Корнеев перешагивает через чьи-то ноги в проходе, толкается о крепкие, словно литые, плечи мастеров и слышит в спину свистящий шепот: «Сейчас саданет двенадцатым калибром». «Шалишь, брат, — думает Корнеев, — я вам не дам со мной в кошки-мышки играть. Я сам огнеупорный»… И еще ниже наклоняет свою стриженую лобастую голову так, что ворот врезается в кожу, подходит к полированному, прохладному в духоте кабинета начальничьему столу…
Он попал в этот цех неожиданно. Смешно сказать — после Высшего военно-морского, после пяти лет вахты на эсминце, после трех океанских походов — в этот железный сарай, в латаную посудину сороковых годов, забытую богом и техническим прогрессом. Он готов был бы биться в споре на ящик коньяку, что не расстанется с флотом ни при каких штормах. Но судьба — расстался… И сейчас, проталкиваясь среди разомлевших от духоты людей в суконных робах, напрягает мышцы, как будто чувствует себя на палубе стреляющего бортом корабля…

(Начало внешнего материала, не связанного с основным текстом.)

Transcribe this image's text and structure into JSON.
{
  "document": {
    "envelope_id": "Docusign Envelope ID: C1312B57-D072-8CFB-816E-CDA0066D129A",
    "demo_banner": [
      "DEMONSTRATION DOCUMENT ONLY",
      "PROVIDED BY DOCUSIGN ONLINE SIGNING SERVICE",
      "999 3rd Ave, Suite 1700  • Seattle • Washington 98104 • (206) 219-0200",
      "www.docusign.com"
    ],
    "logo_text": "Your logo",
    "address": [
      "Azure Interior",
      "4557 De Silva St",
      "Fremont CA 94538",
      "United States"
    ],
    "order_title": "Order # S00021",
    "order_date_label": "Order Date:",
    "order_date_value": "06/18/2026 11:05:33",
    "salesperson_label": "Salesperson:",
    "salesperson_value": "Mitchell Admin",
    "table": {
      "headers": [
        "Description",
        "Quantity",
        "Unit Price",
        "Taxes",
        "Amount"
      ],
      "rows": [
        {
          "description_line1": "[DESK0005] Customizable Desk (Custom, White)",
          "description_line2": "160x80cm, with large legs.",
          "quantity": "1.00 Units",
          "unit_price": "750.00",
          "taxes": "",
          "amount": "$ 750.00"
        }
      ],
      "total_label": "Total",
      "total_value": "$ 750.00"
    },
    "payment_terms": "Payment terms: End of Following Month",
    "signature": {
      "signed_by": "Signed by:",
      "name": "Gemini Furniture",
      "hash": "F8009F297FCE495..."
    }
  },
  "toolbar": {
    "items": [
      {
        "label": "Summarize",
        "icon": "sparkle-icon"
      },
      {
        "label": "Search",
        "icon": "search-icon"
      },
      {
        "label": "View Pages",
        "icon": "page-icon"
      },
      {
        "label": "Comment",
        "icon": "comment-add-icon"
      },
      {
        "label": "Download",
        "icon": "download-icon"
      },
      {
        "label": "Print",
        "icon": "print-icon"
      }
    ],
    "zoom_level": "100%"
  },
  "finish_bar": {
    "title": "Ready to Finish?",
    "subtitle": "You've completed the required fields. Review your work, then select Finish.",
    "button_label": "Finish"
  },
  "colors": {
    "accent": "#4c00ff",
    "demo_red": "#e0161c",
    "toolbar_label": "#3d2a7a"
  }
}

— Утром я отобрал бирки у машинистов второй завалочной и остановил кран, — зло с растяжкой говорит он и смотрит прямо в лицо начальнику, смотрит, не мигая, как прежде смотрел на рапортах в лица капитанов и чинов повыше… Оно, конечно, лезть на арапа сейчас, может, и ни к чему, но у него сегодня есть особенные причины для дуэли. «Сколько веревочке ни виться», — думает про себя он и со стуком швыряет на полировку замасленную заклепку с оторванной головкой… — Вот, полюбуйтесь…
Сидящие сзади привстают, стараясь разглядеть упавшую деталь, кто-то из близко сидящих присвистывает понимающе и сокрушенно.
Начальник жестко смыкает скулы и загребает в лапищу жалкий искривленный стальной сморчок.
— Ну и что? — еще пытаясь прикинуться непонимающим, цедит он сквозь зубы. Корнеев стоит, раскачиваясь на широко расставленных ногах, и смахивает пот со лба, отчего поперек лица остается жирный мазутный след. За стеной кабинета ровно гудит дутье в мартеновских печах, слышится лязг завалочных машин и резкие звонки сигнализации.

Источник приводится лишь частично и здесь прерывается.